民主連合(そして民主党)を率いる弱冠41歳のエルベグドルジ首相(Tsakhiagyin Elbegdorj。1963年??。1998年に一時首相)は、1989年にモンゴル初の政府から独立した新聞を発行し、民主化運動のリーダーになり、共産主義独裁体制の打倒に成功した人物です。
(以上、http://www.answers.com/topic/tsakhiagiyn-elbegdorj(2月20日アクセス)も参照した。)
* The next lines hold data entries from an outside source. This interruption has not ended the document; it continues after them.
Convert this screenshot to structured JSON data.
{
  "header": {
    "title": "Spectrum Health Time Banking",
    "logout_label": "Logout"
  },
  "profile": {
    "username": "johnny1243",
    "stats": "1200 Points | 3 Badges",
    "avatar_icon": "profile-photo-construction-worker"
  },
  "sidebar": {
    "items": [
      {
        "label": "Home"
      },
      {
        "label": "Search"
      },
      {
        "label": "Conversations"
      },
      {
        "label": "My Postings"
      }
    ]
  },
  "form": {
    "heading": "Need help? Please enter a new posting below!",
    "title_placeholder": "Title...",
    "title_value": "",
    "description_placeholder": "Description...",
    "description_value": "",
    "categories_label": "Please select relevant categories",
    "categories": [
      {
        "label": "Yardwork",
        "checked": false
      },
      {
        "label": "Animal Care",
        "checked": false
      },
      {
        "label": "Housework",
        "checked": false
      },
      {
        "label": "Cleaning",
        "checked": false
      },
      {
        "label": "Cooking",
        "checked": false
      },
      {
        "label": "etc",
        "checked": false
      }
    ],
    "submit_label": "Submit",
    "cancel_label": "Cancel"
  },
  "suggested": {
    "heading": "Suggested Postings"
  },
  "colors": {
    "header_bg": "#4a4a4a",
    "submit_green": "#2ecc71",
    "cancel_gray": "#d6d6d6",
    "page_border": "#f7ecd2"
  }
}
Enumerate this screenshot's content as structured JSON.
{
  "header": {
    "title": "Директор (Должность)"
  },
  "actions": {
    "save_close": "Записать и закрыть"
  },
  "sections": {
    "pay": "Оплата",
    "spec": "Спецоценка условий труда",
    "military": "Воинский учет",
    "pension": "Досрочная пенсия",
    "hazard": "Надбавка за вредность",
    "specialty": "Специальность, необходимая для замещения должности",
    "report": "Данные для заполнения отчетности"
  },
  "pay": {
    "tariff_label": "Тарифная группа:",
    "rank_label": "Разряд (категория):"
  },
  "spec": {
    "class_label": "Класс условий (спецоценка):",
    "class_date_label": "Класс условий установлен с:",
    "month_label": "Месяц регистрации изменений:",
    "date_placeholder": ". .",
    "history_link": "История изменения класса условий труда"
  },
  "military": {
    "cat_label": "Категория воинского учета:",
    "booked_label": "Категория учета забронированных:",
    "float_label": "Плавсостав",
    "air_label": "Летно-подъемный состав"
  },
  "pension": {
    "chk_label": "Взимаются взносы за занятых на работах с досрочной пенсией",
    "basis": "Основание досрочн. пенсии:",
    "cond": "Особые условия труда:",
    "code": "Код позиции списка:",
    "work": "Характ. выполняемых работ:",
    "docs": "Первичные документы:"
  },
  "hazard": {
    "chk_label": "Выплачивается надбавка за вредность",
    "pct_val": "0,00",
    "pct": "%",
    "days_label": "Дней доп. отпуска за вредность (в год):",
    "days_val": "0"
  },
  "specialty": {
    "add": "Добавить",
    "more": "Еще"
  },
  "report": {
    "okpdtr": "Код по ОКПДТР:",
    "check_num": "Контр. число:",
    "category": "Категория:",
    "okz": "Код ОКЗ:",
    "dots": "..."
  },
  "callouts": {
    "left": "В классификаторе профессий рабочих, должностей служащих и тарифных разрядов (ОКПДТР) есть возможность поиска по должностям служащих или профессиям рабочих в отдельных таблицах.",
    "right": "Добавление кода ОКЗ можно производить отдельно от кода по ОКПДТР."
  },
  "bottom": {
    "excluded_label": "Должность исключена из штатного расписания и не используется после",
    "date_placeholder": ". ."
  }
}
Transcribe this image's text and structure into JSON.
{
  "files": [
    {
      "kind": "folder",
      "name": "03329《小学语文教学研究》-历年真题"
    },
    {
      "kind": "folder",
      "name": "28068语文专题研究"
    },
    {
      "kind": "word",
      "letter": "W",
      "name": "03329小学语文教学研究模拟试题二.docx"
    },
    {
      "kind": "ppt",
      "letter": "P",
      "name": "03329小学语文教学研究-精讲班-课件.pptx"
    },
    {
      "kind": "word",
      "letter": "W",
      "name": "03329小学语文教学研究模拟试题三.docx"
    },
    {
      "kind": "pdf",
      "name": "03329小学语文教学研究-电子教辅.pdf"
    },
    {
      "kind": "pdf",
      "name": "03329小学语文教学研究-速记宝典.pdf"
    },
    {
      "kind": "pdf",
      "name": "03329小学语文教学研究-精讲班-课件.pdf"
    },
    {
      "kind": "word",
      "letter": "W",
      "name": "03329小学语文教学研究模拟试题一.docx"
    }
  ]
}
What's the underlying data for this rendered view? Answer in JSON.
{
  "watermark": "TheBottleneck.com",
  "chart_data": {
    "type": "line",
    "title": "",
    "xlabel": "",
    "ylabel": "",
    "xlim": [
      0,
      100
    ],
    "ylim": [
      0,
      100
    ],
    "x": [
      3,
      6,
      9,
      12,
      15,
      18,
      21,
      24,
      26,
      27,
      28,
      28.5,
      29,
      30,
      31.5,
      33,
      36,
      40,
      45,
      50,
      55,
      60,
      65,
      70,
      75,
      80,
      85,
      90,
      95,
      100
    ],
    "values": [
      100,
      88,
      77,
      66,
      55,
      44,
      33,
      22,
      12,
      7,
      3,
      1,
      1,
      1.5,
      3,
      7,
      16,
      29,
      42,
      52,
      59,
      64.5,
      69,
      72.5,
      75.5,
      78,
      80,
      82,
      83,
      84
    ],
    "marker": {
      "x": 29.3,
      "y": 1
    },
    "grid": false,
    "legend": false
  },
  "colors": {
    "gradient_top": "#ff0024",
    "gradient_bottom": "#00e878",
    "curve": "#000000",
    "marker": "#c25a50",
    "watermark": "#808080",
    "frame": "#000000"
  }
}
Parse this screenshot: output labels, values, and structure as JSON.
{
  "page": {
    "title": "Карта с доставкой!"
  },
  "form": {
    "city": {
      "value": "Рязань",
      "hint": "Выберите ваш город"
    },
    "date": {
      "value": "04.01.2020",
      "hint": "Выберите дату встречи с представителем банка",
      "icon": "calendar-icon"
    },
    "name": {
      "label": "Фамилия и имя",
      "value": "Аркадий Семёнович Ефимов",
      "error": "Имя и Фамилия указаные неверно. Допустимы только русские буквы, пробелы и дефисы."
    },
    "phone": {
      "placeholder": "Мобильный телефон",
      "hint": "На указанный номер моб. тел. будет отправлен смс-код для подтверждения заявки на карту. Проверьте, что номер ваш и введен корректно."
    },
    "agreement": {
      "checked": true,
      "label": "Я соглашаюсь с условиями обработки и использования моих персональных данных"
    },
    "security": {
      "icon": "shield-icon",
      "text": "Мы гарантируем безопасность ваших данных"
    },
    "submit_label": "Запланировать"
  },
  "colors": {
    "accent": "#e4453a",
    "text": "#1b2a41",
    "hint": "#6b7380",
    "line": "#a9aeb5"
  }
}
大急ぎで20世紀に入ってからのモンゴル史をおさらいしてきましたが、現在のモンゴルで自由・民主主義が確立するまでのモンゴルの人々の不屈かつ高貴な戦いには心から敬意を表するほかありません(注6)。
(注6)日本の相撲が生き残るかどうかは、朝青龍を始めとするモンゴル出身力士の双肩にかかっている、と言っても過言ではない状況だが、彼らの母国について、われわれはもっと関心を持つべきではなかろうか。果たしてわれわれは、モンゴルの人々が外国(ソ連)の保護国的状況から自由になるために払った犠牲の百分の一でも、日本が外国(米国)の保護国的状況から自由になるために払ってきたかと思うと、改めて忸怩たる思いにかられる。
しかし、モンゴルと同じことが、どうしてロシア・中国・旧ソ連領中央アジアでは起こっていないのでしょうか。
この疑問を解明する鍵は、エルベグトルジ首相がチンギス・ハーンの復権運動を推進しているところにあります。
チンギス・ハーンこそ、モンゴルの自由・民主主義を育む土壌を象徴する人物であり、モンゴル人の誇りの拠り所でもあった、ということなのです。
(2)アフガニスタン
2002年10月に、「タリバン治下のアフガニスタンは、政教一致体制だったのであって、到底「近代」ないし「現代」全体主義独裁国家とは言えない代物でした。タリバン崩壊後、アフガニスタンは現在事実上米国等の軍事占領下にありますが、アフガニスタンには資源もなく、一足飛びに自由・民主化に成功するとは到底考えられません。」と述べ(コラム#65)、2004年12月に至ってもなお、「アフガニスタンもイラクも専制的統治の下にあったイスラム国ですが、イラクよりも、人的・産業的インフラが未整備で、より部族社会であり、自由・民主主義に係る経験にもより乏しいアフガニスタンで、自由・民主主義化の重要なステップとして<カルザイを正式に大統領に選出した>の選挙が成功裏に実施できた」と述べた(コラム#561)ところですが、英米での報道ぶりに引きずられたとはいえ、まことにもって見識不足でした。
アフガニスタンは、考えようによっては、イラクよりも自由・民主主義に係る経験を積んだ国だからです。
ポイントは、2002年7月に開かれ、カルザイをアフガニスタン暫定政府の大統領に選出したロヤ・ジルガ(loya jirga=大集会)をどう見るかです。